İstanbul’da oldukça muhteşem bir şey oluyor. Ülke çapındaki “duran adam” eylemlerine ek olarak, il çapında değişik mahallelerde yavaş yavaş halk meclisleri oluşmaya başladı. İspanya, Yunanistan ve daha önceki İşgal kampları gibi, Türkiye’deki protestocular Erdoğan’ın otoriter neoliberal yönetimi tarafından sunulan sözde demokrasiye karşı kendi doğrudan demokrasi biçimlerini kurmaya başladılar. Bu, herhangi bir şüpheye yer bırakmayacak bir biçimde küresel mücadelelerin nasıl derinden birbiriyle bağlantılı olduğunu gösterir.
Devlet protestoculara, aktivistlere ve twitter kullanıcılarına karşı zalim bir cadı avı başlattığında, binlerce insan kamusal alanlarda sakin bir biçimde toplanmaya başladı. Oscar ten Houten’in İstanbul’dan bildirdiği üzere, günlerdir sürdürülen Abbasağa’daki Beşiktaş forumu, Salı akşamı katılımcı sayısını üçe katladı ve İstanbul’da yapılan on halk forumunun ve İzmir’deki bir forumun toplam katılımcı sayısından daha fazla katılımcıya ulaştı. Oscar’ın (2011’de Madrid Puerta del Sol işgalinde yazmaya başladığı) önemli blogunda yazdığı gibi:
Bu toplantıların Taksim Dayanışması’yla artık hiçbir alakası yoktur. Haklarının, özgürlüklerinin, tarihlerinin, inanç ve geleneklerinin Erdoğan tarafından yok sayılmasından bıkmış olan Türkiye vatandaşlarının kendiliğinden oluşturdukları inisiyatiflerdir. … Kadıköy’e vardık ve gerçekten de gözlerime inanamadım. Abartısız iki binin üzerinde insan hükümetin Gezi çıkarmasından dolayı duydukları kızgınlığı belirtmek ve daha iyi bir Türkiye için umutlarını paylaşmak amacıyla yeşillikte toplanmıştı. Her yerde olduğu gibi, bütün ırk ve mezheplerden, nüfusun her kesiminden insan vardı.

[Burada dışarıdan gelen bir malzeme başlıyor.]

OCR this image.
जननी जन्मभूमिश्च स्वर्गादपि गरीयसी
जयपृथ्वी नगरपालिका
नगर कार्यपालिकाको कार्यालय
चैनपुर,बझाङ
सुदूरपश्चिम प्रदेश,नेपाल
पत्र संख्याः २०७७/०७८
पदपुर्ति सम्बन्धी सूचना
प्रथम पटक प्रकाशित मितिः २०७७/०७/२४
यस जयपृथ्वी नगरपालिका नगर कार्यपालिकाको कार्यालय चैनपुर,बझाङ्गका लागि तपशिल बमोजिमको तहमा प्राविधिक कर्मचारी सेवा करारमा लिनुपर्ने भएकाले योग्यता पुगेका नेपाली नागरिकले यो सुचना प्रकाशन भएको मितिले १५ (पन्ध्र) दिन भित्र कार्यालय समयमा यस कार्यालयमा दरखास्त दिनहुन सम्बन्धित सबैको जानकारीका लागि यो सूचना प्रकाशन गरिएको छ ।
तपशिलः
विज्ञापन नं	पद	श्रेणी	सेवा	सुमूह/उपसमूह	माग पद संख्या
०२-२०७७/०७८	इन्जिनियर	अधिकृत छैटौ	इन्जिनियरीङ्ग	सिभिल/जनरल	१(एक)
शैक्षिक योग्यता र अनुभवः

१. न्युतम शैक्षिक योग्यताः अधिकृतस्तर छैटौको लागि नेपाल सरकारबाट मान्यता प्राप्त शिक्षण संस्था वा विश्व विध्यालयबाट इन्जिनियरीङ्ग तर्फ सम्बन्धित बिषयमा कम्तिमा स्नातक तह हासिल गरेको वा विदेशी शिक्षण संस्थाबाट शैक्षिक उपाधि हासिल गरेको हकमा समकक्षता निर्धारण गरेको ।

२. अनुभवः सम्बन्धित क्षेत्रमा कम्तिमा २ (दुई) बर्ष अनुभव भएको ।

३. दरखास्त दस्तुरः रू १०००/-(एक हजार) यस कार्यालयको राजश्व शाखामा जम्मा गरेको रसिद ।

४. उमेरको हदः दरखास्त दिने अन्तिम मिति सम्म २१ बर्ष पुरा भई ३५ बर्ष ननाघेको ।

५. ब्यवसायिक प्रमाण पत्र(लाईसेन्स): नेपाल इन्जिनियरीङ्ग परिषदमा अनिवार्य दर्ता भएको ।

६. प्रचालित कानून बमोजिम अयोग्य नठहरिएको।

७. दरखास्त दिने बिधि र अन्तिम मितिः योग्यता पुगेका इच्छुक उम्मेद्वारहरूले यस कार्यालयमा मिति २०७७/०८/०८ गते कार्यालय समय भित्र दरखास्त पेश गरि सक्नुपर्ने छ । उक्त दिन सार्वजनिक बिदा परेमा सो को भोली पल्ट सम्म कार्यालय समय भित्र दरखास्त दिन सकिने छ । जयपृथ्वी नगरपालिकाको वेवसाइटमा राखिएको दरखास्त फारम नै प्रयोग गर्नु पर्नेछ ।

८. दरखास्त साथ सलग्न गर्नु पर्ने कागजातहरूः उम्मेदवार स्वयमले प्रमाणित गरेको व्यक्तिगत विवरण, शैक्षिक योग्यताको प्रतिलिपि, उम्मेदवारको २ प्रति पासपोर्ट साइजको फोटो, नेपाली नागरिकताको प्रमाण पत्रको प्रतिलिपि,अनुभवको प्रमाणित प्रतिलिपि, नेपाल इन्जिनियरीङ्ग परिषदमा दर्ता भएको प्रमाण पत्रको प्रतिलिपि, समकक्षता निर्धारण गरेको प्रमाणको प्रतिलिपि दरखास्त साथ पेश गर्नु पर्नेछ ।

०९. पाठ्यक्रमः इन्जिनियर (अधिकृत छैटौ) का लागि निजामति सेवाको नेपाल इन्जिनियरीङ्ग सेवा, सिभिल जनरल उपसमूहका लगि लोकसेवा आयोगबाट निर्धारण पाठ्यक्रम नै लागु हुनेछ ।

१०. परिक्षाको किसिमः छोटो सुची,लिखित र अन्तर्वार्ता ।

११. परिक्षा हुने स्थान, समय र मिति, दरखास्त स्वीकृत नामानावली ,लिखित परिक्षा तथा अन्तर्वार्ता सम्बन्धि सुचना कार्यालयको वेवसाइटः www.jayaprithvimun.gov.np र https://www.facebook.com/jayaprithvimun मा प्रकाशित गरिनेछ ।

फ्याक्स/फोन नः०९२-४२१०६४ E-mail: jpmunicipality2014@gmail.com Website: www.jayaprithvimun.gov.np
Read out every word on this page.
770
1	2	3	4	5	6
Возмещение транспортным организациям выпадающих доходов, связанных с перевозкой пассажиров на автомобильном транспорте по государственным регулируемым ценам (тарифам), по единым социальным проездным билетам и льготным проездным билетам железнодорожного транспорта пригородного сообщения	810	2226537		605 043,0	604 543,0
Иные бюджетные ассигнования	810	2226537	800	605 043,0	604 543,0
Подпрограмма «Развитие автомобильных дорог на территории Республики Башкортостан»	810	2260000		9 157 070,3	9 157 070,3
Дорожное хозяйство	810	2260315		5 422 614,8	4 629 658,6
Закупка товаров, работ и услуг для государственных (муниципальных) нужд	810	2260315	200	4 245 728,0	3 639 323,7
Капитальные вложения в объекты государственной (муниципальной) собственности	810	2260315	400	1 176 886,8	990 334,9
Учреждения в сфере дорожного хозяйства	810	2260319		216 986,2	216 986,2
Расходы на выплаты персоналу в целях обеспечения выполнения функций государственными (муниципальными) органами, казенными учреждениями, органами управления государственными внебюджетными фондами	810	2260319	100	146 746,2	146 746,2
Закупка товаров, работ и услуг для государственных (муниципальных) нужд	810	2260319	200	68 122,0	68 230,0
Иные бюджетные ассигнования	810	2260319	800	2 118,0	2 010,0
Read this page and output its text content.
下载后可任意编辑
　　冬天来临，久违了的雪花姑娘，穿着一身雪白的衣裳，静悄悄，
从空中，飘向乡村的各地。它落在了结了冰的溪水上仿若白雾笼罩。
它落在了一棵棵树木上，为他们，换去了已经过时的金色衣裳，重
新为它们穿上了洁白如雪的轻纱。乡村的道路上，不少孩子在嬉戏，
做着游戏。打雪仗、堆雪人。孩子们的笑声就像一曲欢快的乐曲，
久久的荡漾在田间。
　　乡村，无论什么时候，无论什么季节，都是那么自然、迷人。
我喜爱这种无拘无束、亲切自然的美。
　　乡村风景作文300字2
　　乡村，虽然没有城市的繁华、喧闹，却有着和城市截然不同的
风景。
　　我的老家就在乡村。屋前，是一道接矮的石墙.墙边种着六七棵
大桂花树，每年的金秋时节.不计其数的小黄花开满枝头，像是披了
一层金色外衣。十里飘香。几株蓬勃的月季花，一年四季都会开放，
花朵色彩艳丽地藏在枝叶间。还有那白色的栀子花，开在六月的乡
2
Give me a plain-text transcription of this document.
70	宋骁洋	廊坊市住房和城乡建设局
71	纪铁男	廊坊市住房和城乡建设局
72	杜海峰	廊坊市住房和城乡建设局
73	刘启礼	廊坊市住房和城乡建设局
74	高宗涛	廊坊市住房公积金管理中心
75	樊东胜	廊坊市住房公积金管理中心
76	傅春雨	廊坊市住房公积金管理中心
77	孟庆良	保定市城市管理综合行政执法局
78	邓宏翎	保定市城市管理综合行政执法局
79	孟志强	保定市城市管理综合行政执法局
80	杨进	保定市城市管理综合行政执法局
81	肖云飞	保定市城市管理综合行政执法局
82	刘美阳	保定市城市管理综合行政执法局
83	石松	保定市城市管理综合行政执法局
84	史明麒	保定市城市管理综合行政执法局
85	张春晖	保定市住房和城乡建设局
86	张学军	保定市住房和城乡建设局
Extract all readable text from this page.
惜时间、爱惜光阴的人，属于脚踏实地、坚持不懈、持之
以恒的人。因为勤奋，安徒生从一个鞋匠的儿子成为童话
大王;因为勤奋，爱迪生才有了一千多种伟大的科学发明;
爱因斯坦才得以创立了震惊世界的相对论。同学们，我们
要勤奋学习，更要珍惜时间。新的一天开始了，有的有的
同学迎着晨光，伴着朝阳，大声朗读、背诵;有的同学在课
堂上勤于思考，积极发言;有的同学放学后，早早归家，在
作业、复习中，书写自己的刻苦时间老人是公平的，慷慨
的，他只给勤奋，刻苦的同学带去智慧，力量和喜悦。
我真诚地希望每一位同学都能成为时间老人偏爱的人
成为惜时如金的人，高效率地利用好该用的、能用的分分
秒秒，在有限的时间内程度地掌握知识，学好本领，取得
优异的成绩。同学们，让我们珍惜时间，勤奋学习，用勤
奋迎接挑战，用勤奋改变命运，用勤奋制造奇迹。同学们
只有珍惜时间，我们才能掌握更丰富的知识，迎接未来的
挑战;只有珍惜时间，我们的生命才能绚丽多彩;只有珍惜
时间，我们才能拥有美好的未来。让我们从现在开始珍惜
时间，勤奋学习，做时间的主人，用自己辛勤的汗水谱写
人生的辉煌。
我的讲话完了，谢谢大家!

İlginç bir şekilde, Türkiye’deki halk forumlarının katılımcıları, İspanya’daki gerçek demokrasi protestolarından esinlenilen bazı metotları, indignados ile aynı el işaretlerini kullanıyorlar. O halde bu olanlar, Türkiye ayaklanmasında daha ilk günlerden beri var olan “ayağa kalktık” fikrini açığa vuruyor ve birçok Türkiye aktivistinin daha ilk baştan beri ileri sürdükleri iddiayı onaylıyor: Bu hareket, sadece yerel veya ulusal bir protesto değil, doğası bozulmuş temsili kapitalist demokrasiye karşı, gerçek bir demokrasi ile genel bir özgürlük için sürdürülen küresel bir direnişin parçasıdır.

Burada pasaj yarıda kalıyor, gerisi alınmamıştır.